A cirurgia de redução de estômago (chamada de cirurgia bariátrica) tem sido alvo de debates no meio acadêmico e na mídia quanto à necessidade e os seus possíveis “efeitos colaterais”, que podem ser danosos para muitos pacientes. Segundo a ABESO (Associação Brasileira para o Estudo da Obesidade e da Síndrome Metabólica), não há números precisos quanto ao total de cirurgias feitas anualmente no Brasil, mas estima-se que sejam aproximadamente 25.000 cirurgias/ano no total, sendo que esse número tendencia a aumentar mais a cada ano que passa.

Ainda, de acordo com a ABESO, há estudos de pesquisadores, como por exemplo, do Institut National de la Santé el de la Recherche Médicale (Inserm), coordenado por Beverly Balkau, que apontam que ¼ da população do globo sofrem de obesidade. Isso traz questionamentos quanto à alimentação das pessoas em geral e à prática de exercícios físicos e, particularmente, em que direção tem caminhado a saúde dos brasileiros.

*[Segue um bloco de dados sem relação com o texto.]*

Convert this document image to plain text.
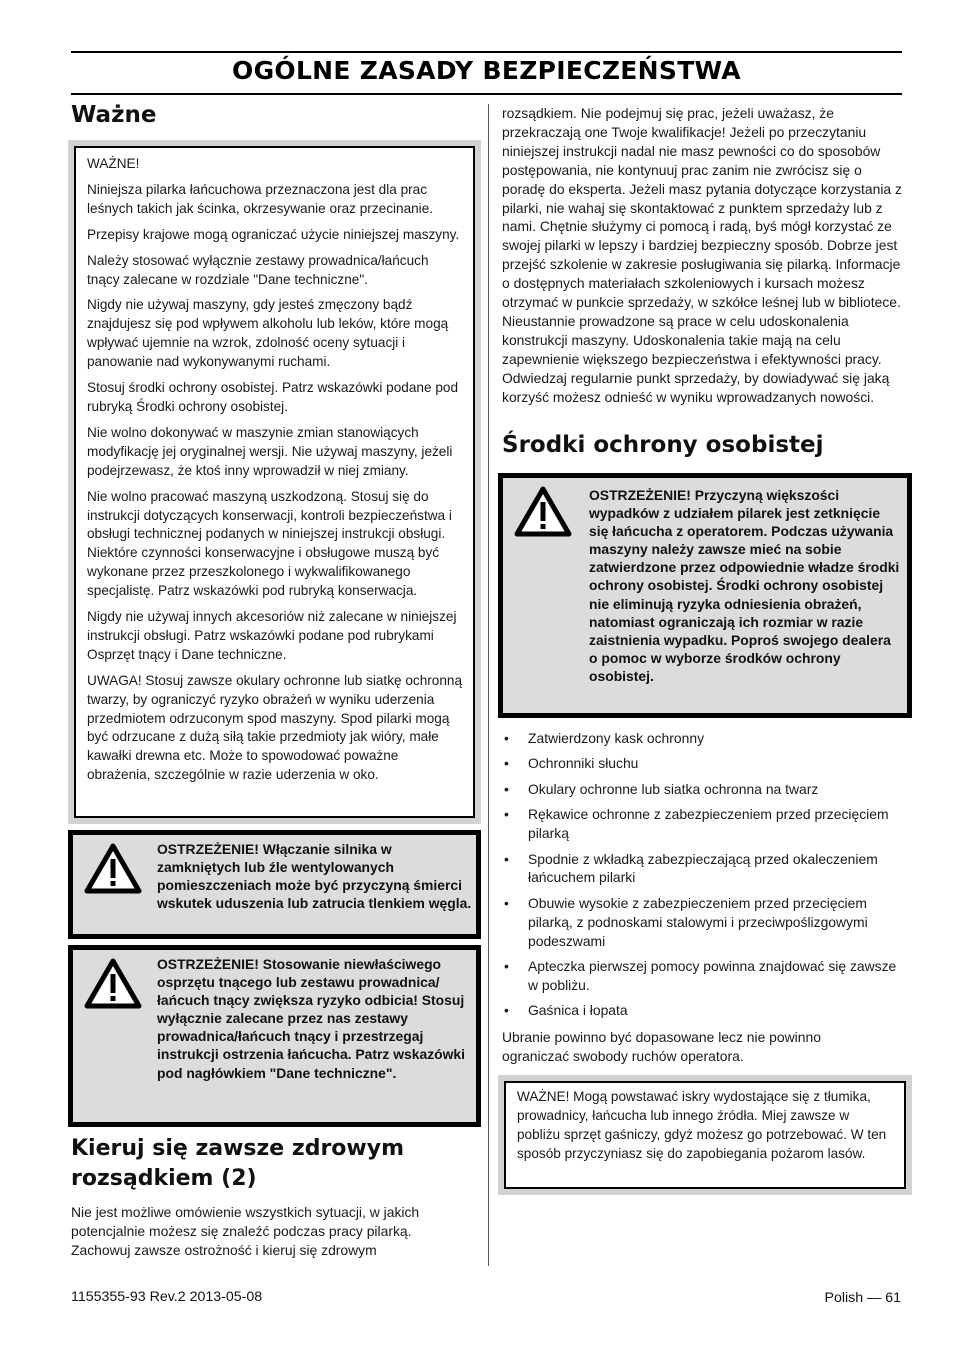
OGÓLNE ZASADY BEZPIECZEŃSTWA
Ważne

WAŻNE!

Niniejsza pilarka łańcuchowa przeznaczona jest dla prac leśnych takich jak ścinka, okrzesywanie oraz przecinanie.

Przepisy krajowe mogą ograniczać użycie niniejszej maszyny.

Należy stosować wyłącznie zestawy prowadnica/łańcuch tnący zalecane w rozdziale "Dane techniczne".

Nigdy nie używaj maszyny, gdy jesteś zmęczony bądź znajdujesz się pod wpływem alkoholu lub leków, które mogą wpływać ujemnie na wzrok, zdolność oceny sytuacji i panowanie nad wykonywanymi ruchami.

Stosuj środki ochrony osobistej. Patrz wskazówki podane pod rubryką Środki ochrony osobistej.

Nie wolno dokonywać w maszynie zmian stanowiących modyfikację jej oryginalnej wersji. Nie używaj maszyny, jeżeli podejrzewasz, że ktoś inny wprowadził w niej zmiany.

Nie wolno pracować maszyną uszkodzoną. Stosuj się do instrukcji dotyczących konserwacji, kontroli bezpieczeństwa i obsługi technicznej podanych w niniejszej instrukcji obsługi. Niektóre czynności konserwacyjne i obsługowe muszą być wykonane przez przeszkolonego i wykwalifikowanego specjalistę. Patrz wskazówki pod rubryką konserwacja.

Nigdy nie używaj innych akcesoriów niż zalecane w niniejszej instrukcji obsługi. Patrz wskazówki podane pod rubrykami Osprzęt tnący i Dane techniczne.

UWAGA! Stosuj zawsze okulary ochronne lub siatkę ochronną twarzy, by ograniczyć ryzyko obrażeń w wyniku uderzenia przedmiotem odrzuconym spod maszyny. Spod pilarki mogą być odrzucane z dużą siłą takie przedmioty jak wióry, małe kawałki drewna etc. Może to spowodować poważne obrażenia, szczególnie w razie uderzenia w oko.

OSTRZEŻENIE! Włączanie silnika w zamkniętych lub źle wentylowanych pomieszczeniach może być przyczyną śmierci wskutek uduszenia lub zatrucia tlenkiem węgla.
OSTRZEŻENIE! Stosowanie niewłaściwego osprzętu tnącego lub zestawu prowadnica/łańcuch tnący zwiększa ryzyko odbicia! Stosuj wyłącznie zalecane przez nas zestawy prowadnica/łańcuch tnący i przestrzegaj instrukcji ostrzenia łańcucha. Patrz wskazówki pod nagłówkiem "Dane techniczne".
Kieruj się zawsze zdrowym rozsądkiem (2)
Nie jest możliwe omówienie wszystkich sytuacji, w jakich potencjalnie możesz się znaleźć podczas pracy pilarką. Zachowuj zawsze ostrożność i kieruj się zdrowym
rozsądkiem. Nie podejmuj się prac, jeżeli uważasz, że przekraczają one Twoje kwalifikacje! Jeżeli po przeczytaniu niniejszej instrukcji nadal nie masz pewności co do sposobów postępowania, nie kontynuuj prac zanim nie zwrócisz się o poradę do eksperta. Jeżeli masz pytania dotyczące korzystania z pilarki, nie wahaj się skontaktować z punktem sprzedaży lub z nami. Chętnie służymy ci pomocą i radą, byś mógł korzystać ze swojej pilarki w lepszy i bardziej bezpieczny sposób. Dobrze jest przejść szkolenie w zakresie posługiwania się pilarką. Informacje o dostępnych materiałach szkoleniowych i kursach możesz otrzymać w punkcie sprzedaży, w szkółce leśnej lub w bibliotece. Nieustannie prowadzone są prace w celu udoskonalenia konstrukcji maszyny. Udoskonalenia takie mają na celu zapewnienie większego bezpieczeństwa i efektywności pracy. Odwiedzaj regularnie punkt sprzedaży, by dowiadywać się jaką korzyść możesz odnieść w wyniku wprowadzanych nowości.
Środki ochrony osobistej
OSTRZEŻENIE! Przyczyną większości wypadków z udziałem pilarek jest zetknięcie się łańcucha z operatorem. Podczas używania maszyny należy zawsze mieć na sobie zatwierdzone przez odpowiednie władze środki ochrony osobistej. Środki ochrony osobistej nie eliminują ryzyka odniesienia obrażeń, natomiast ograniczają ich rozmiar w razie zaistnienia wypadku. Poproś swojego dealera o pomoc w wyborze środków ochrony osobistej.
• Zatwierdzony kask ochronny
• Ochronniki słuchu
• Okulary ochronne lub siatka ochronna na twarz
• Rękawice ochronne z zabezpieczeniem przed przecięciem pilarką
• Spodnie z wkładką zabezpieczającą przed okaleczeniem łańcuchem pilarki
• Obuwie wysokie z zabezpieczeniem przed przecięciem pilarką, z podnoskami stalowymi i przeciwpoślizgowymi podeszwami
• Apteczka pierwszej pomocy powinna znajdować się zawsze w pobliżu.
• Gaśnica i łopata
Ubranie powinno być dopasowane lecz nie powinno ograniczać swobody ruchów operatora.
WAŻNE! Mogą powstawać iskry wydostające się z tłumika, prowadnicy, łańcucha lub innego źródła. Miej zawsze w pobliżu sprzęt gaśniczy, gdyż możesz go potrzebować. W ten sposób przyczyniasz się do zapobiegania pożarom lasów.
1155355-93 Rev.2 2013-05-08	Polish — 61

Outra reflexão é o que tem feito os governos em todo mundo para sanar futuros problemas na população de sobre peso e, mais grave, de obesidade mórbida. O governo brasileiro em particular? Porque, de fato, sabe-se que atitudes preventivas/profiláticas funcionam muito melhor que após um surto já instalado em todo Brasil.

Outra questão que deve ser salientada quanto a esse assunto é que a cirurgia de redução de estômago é indicada apenas para pessoas que se classificam com obesidade mórbida e não é o paciente quem decide se é ou não obeso. O médico é que é o responsável pelo diagnóstico. Ultimamente, no Brasil em particular, tornou-se “moda” fazer esse tipo de cirurgia e tem sido difundido principalmente por pessoas do meio artístico em voga na mídia (cantores, apresentadores e afins) que fizeram e acabam, de certa forma, vendendo-a. Porém, sabe-se que essa cirurgia não é apenas por um fator puramente estético, envolve principalmente a questão de diversos problemas com a saúde do paciente.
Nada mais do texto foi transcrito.